I hesitate over the name. The author is obviously very happy to be known as ‘Dave’, and it seems entirely in character with his style and his clear-eyed honesty about the benefits and the constraints of violin collecting. He states, justifiably and without any pretension, that his was if not the greatest collection in number, quite probably the greatest collection in pure quality (an excellent topic for late-night discussion over a bottle or two). And he laments that it is likely to remain so, now that the chief ‘collectors’ are banks and institutions, chasing the soundest investments that money can buy. The passion is disappearing. He is also fully aware of the role that collectors have always played in the preservation of great instruments. Many of the world’s greatest instruments are great because they have passed from collector to collector, largely protected from the wear and tear of the concert platform. Well-disposed collectors with a real passion for the instrument (unlike for example Joseph Gillott, a ‘by-the-yard’ buyer who left his fabulous but unplayed and uncatalogued collection strewn around the offices of his pen-nib factory in Birmingham like autumn leaves) will offer their instruments for players and other connoisseurs to enjoy.

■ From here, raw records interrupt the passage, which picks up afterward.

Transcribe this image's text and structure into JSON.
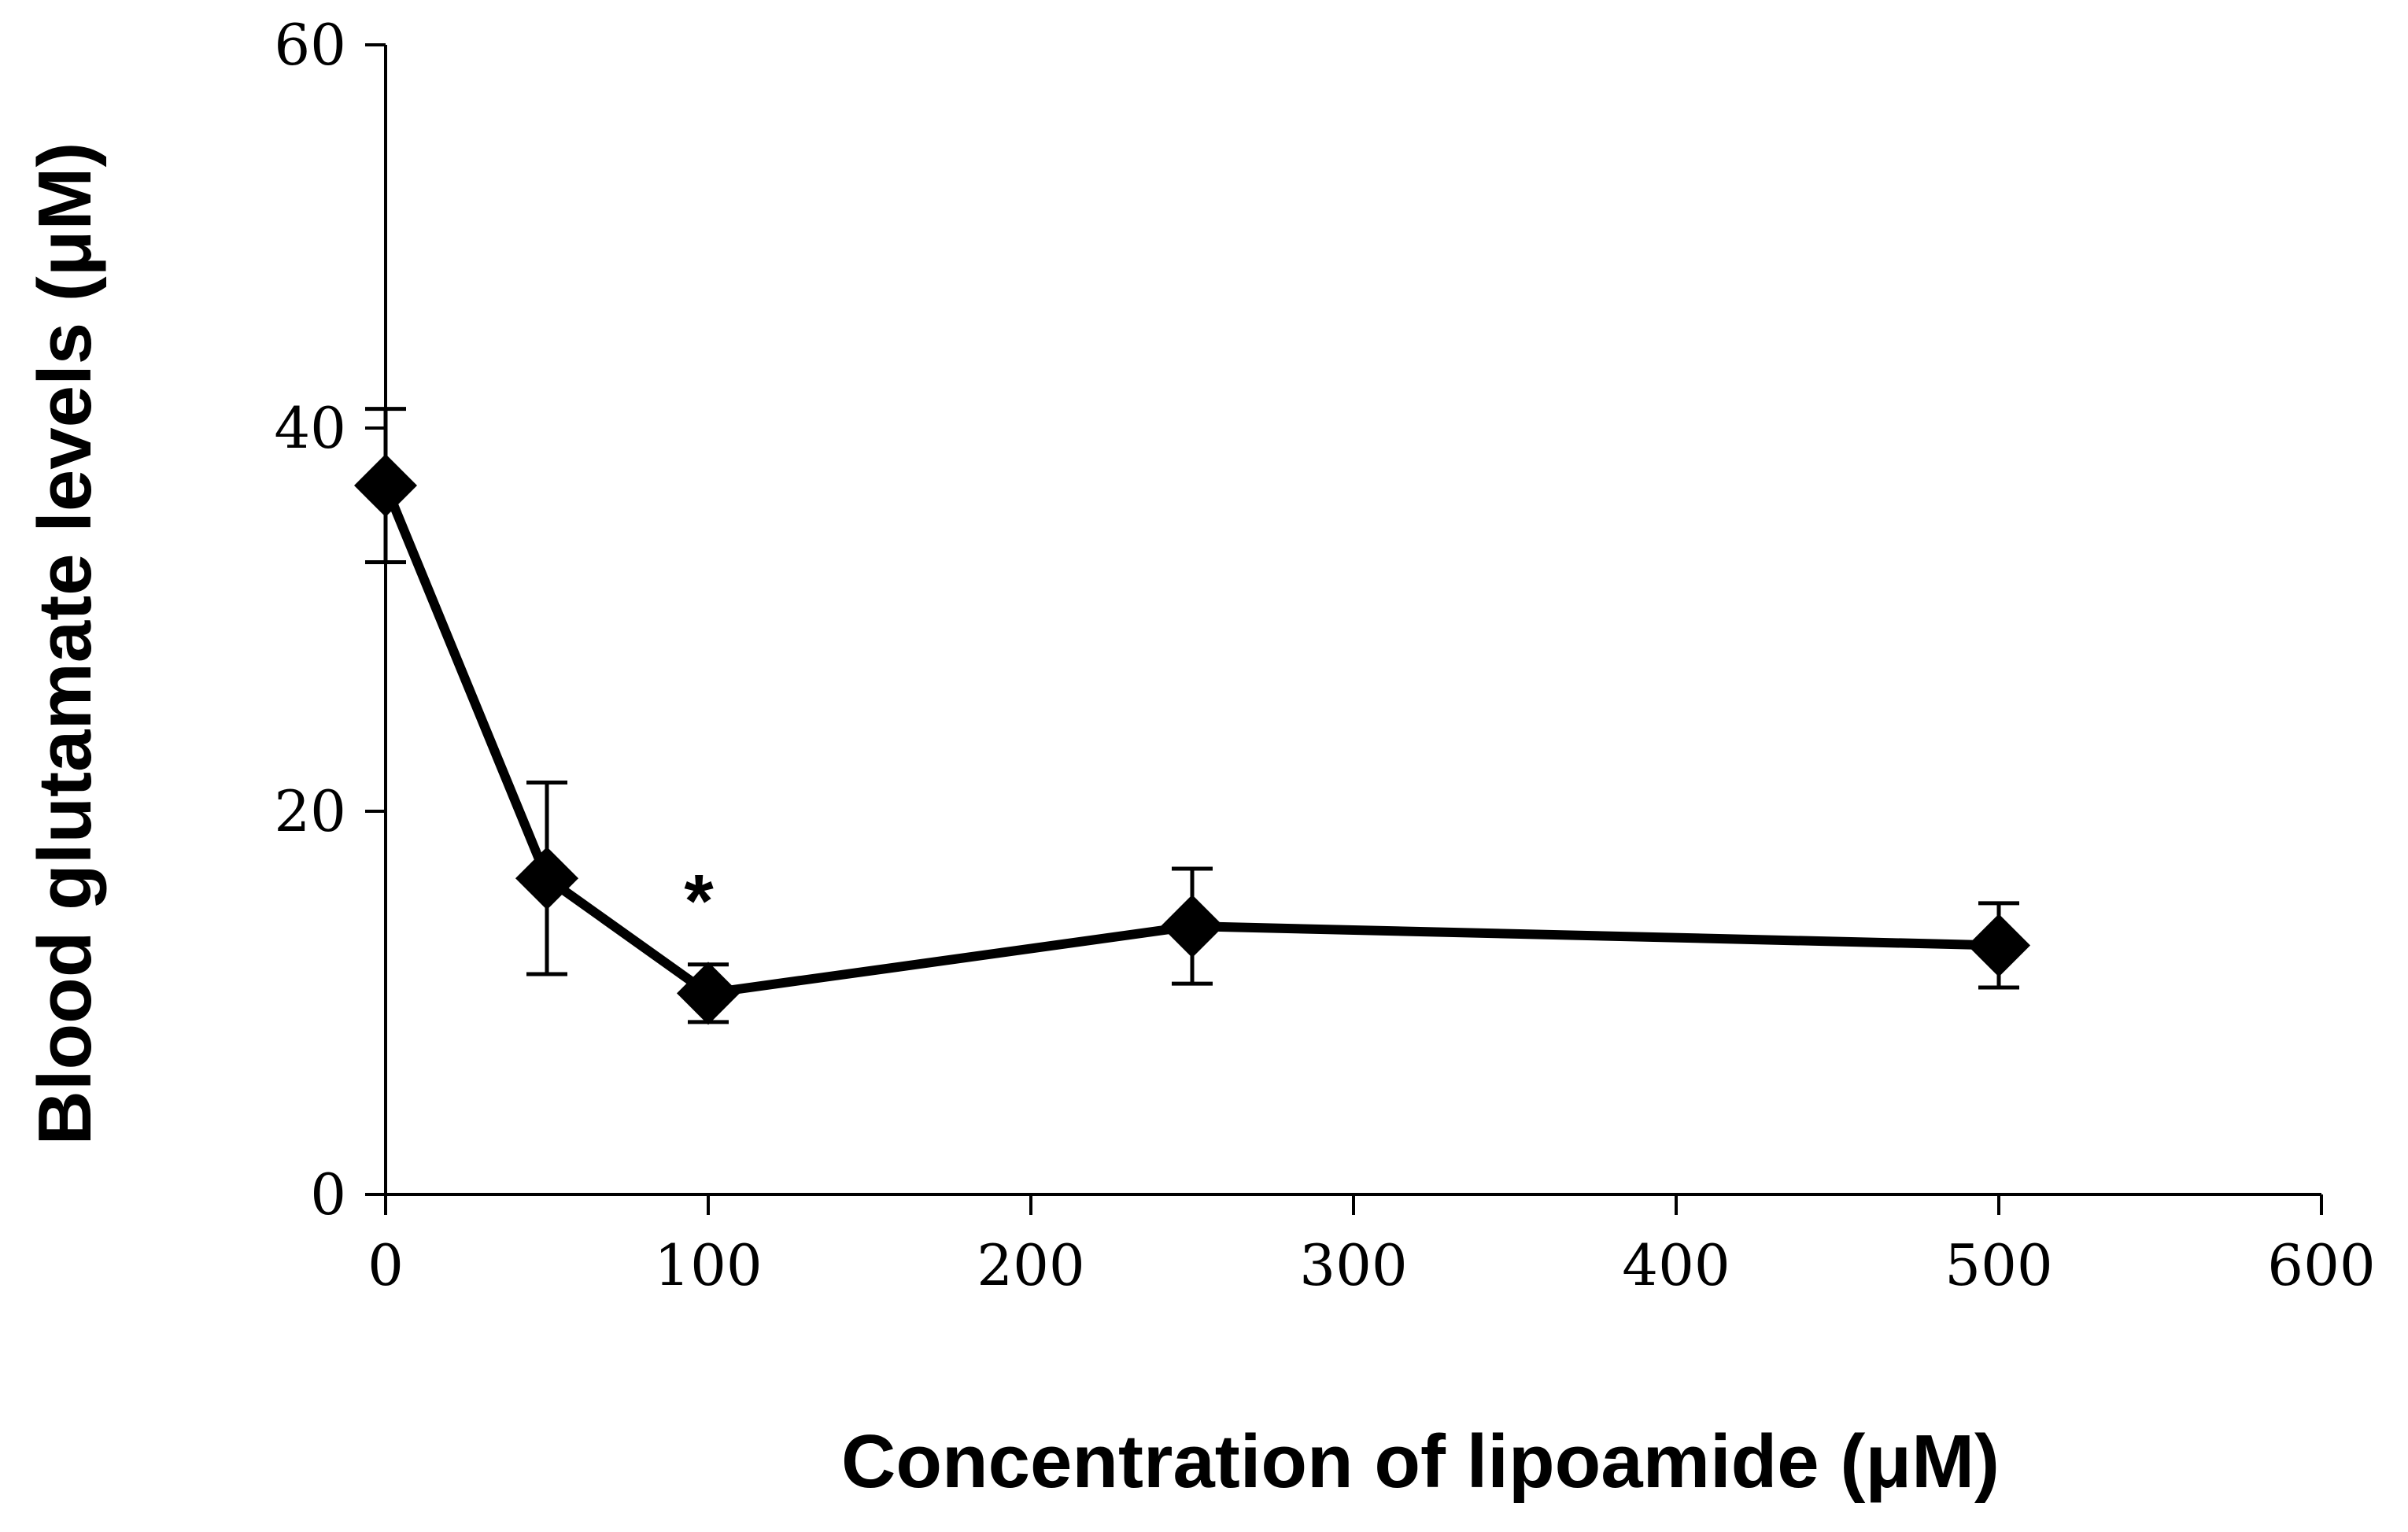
{
  "chart_data": {
    "type": "line",
    "title": "",
    "xlabel": "Concentration of lipoamide (μM)",
    "ylabel": "Blood glutamate levels (μM)",
    "xlim": [
      0,
      600
    ],
    "ylim": [
      0,
      60
    ],
    "xticks": [
      0,
      100,
      200,
      300,
      400,
      500,
      600
    ],
    "yticks": [
      0,
      20,
      40,
      60
    ],
    "grid": false,
    "legend": "none",
    "colors": {
      "line": "#000000",
      "marker": "#000000"
    },
    "marker": "diamond",
    "series": [
      {
        "x": [
          0,
          50,
          100,
          250,
          500
        ],
        "y": [
          37,
          16.5,
          10.5,
          14,
          13
        ],
        "err": [
          4,
          5,
          1.5,
          3,
          2.2
        ]
      }
    ],
    "annotations": [
      {
        "text": "*",
        "x": 100,
        "y": 15.2
      }
    ]
  }
}
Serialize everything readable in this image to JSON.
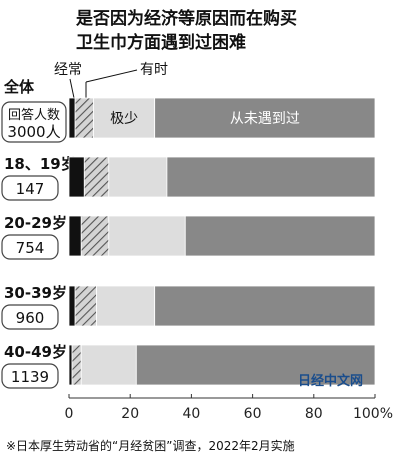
{
  "title": {
    "line1": "是否因为经济等原因而在购买",
    "line2": "卫生巾方面遇到过困难"
  },
  "legend": {
    "often": "经常",
    "sometimes": "有时"
  },
  "watermark": "日经中文网",
  "source": "※日本厚生劳动省的“月经贫困”调查，2022年2月实施",
  "colors": {
    "often": "#111111",
    "sometimes_bg": "#d4d4d4",
    "sometimes_hatch": "#555555",
    "rarely": "#dddddd",
    "never": "#888888",
    "count_box_border": "#444444"
  },
  "chart_data": {
    "type": "bar",
    "orientation": "horizontal",
    "stacked": true,
    "categories": [
      "全体",
      "18、19岁",
      "20-29岁",
      "30-39岁",
      "40-49岁"
    ],
    "respondents": [
      "3000人",
      "147",
      "754",
      "960",
      "1139"
    ],
    "respondents_label": "回答人数",
    "series": [
      {
        "name": "经常",
        "values": [
          2,
          5,
          4,
          2,
          1
        ],
        "color": "#111111",
        "pattern": "solid"
      },
      {
        "name": "有时",
        "values": [
          6,
          8,
          9,
          7,
          3
        ],
        "color": "#d4d4d4",
        "pattern": "hatch"
      },
      {
        "name": "极少",
        "values": [
          20,
          19,
          25,
          19,
          18
        ],
        "color": "#dddddd",
        "pattern": "solid"
      },
      {
        "name": "从未遇到过",
        "values": [
          72,
          68,
          62,
          72,
          78
        ],
        "color": "#888888",
        "pattern": "solid"
      }
    ],
    "segment_labels_first_row": {
      "rarely": "极少",
      "never": "从未遇到过"
    },
    "xlim": [
      0,
      100
    ],
    "xticks": [
      "0",
      "20",
      "40",
      "60",
      "80",
      "100%"
    ],
    "grid": false
  }
}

It is hard for a player to make the strong bond with an instrument that is likely to be returned to the investment bank that owns it. Dave (as I feel I can now comfortably call him myself) is fully aware of both his great good fortune and his equally great responsibility in curating such a wonderful treasure trove. In 2020 he decided to sell the bulk of his collection, a move he discusses with characteristic humour and practicality. But he has held on to the 1715 ‘Baron Knoop’ Strad, his favourite to play, his first serious violin, the 1698 Pietro of Mantua, and a 1793 Guadagnini viola, because as he says, you always need a viola (again, very good advice in my opinion), and last but not least, his Voller, ‘for use at sea’ - in his motor yacht.

My strong recommendation is that anyone with any feeling for a violin, a viola or a cello should buy this book, along with a few favourite bottles (the author enjoys a Puligny-Montrachet, appropriately ‘Les Pucelles’), and pass several indulgent evenings in the genial company of Dave, and some of the most gorgeous instruments in the world.